We decided to compare empathy elicited from a VR experience (passive) to an embodied experience (active) to see which was more likely to increase empathy and randomly assigned our participants to one of the two experiences, asking them to take a survey before and after to measure their empathy levels,” explained Jamie Sommer, co-author of the study.
The first treatment, the VR experience, had the participant follow a 13- year-old Ethiopian girl as she collects water and talks about the burden that carrying water has on her life. The experience is 9 min and 4 s and can be accessed on YouTube.
In the experience, the young woman narrates her experience with water collecting, her responsibility to her family, the dangers of walking a long distance to collect water, the school that she misses out on, and how her life changed after getting a freshwater pump in her village. This video was created by Charity: Water, a non-profit organization that claims that donors that experienced their VR activity increased their donations by $3 million.
The second treatment, the embodied activity, consists of carrying two one-gallon water jugs through a temperature-controlled building for 10 minutes. The path that participants walked consisted of hallways and one small open space. The researchers would accompany the participant for the first 2–3 min of water carrying to familiarize them with the path and to provide context for the activity. The participants were given several water-related facts while they walked, but for the most part, were left alone to continue carrying the water jugs.

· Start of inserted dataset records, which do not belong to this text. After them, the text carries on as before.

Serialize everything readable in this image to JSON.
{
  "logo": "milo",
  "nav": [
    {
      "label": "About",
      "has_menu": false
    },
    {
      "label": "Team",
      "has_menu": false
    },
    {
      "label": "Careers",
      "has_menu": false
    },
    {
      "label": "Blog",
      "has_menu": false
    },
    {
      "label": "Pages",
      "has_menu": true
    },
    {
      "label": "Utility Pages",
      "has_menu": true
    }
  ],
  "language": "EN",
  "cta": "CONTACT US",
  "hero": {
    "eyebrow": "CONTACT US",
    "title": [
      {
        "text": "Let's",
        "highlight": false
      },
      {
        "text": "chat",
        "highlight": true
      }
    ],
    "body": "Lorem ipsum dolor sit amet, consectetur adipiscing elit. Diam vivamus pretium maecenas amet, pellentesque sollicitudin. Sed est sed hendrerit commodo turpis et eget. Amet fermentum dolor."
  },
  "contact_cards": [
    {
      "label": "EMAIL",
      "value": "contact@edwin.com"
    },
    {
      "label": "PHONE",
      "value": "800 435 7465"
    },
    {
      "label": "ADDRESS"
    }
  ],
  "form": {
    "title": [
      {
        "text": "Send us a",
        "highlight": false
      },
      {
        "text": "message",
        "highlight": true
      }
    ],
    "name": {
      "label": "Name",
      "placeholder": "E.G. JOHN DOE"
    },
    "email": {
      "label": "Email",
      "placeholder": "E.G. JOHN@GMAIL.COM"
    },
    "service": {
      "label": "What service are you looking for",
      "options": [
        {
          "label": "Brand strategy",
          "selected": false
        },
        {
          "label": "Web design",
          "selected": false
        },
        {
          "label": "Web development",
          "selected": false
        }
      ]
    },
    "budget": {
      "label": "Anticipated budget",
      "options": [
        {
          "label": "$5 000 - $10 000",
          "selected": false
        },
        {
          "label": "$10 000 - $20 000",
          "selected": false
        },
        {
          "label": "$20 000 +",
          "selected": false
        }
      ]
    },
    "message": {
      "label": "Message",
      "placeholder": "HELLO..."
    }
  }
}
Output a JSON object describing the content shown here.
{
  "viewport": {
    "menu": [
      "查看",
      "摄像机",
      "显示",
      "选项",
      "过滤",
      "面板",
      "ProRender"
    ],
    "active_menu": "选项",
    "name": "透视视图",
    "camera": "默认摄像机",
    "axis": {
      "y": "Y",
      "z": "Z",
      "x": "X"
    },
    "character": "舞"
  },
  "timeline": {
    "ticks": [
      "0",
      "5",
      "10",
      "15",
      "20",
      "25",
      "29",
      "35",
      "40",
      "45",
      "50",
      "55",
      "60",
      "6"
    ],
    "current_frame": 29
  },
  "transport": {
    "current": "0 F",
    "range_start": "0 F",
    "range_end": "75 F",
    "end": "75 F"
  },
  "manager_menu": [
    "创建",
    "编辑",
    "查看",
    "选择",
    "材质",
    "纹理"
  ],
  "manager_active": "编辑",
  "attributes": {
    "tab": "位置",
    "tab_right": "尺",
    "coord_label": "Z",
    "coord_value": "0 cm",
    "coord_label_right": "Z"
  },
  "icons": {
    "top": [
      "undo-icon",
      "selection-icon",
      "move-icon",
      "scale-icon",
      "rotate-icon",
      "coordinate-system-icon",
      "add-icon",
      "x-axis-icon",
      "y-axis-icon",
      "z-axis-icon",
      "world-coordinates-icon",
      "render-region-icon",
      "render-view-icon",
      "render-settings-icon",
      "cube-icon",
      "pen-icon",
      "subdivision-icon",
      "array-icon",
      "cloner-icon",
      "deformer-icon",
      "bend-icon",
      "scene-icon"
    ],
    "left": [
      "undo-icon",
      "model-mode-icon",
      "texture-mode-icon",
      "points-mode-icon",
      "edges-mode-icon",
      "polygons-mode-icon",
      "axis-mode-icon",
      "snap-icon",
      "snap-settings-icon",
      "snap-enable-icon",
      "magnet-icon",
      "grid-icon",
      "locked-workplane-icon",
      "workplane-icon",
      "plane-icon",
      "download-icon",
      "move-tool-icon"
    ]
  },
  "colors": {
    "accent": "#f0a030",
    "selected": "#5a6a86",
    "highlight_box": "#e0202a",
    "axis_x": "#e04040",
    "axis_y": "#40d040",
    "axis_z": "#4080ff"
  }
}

After the 10 minutes were up, the participants were asked to stop.
These two treatments allowed a test for the differential effect of having a VR experience about water carrying as compared to an embodied experience actually carrying water. So, is VR an easy solution to increase human compassion and an asset to overcoming oppression? Our study suggests the answer is, not quite.
“While our findings are consistent with previous research that finds VR experiences increase empathy and attitude changes, our results do not suggest we should start opening up VR labs that people can visit to become more empathetic or to increase donations to a cause. When we compared the empathy elicited from the VR experience to the embodied experience of carrying water we found no difference in the treatments,” continued Sommer.
The findings suggest that even an embodied experience, which theoretically should allow closer psychological proximity than, for example, reading an article or watching a film, does not elicit more empathy than a VR experience. Moreover, the water carrying participants actually donated more than their VR peers, but not significantly higher. Put differently, if both VR and an embodied experience can represent a person, group, or subject of interest in a laboratory, VR will not do any better at increasing empathy or donations than the embodied experience.
“Considering both this study and our previous research, my co-authors and I believe VR as an empathy delivery system probably is not a better delivery system than an embodied experience, when possible, so we should think about other delivery systems when possible so we do not use newer technology, just for the sake of using it or because of the idea that something being passive is always easier or more enticing to people than something active. Advertising an event as having VR may be just as enticing as advertising an event where you have to do something weird like carry jugs of water.”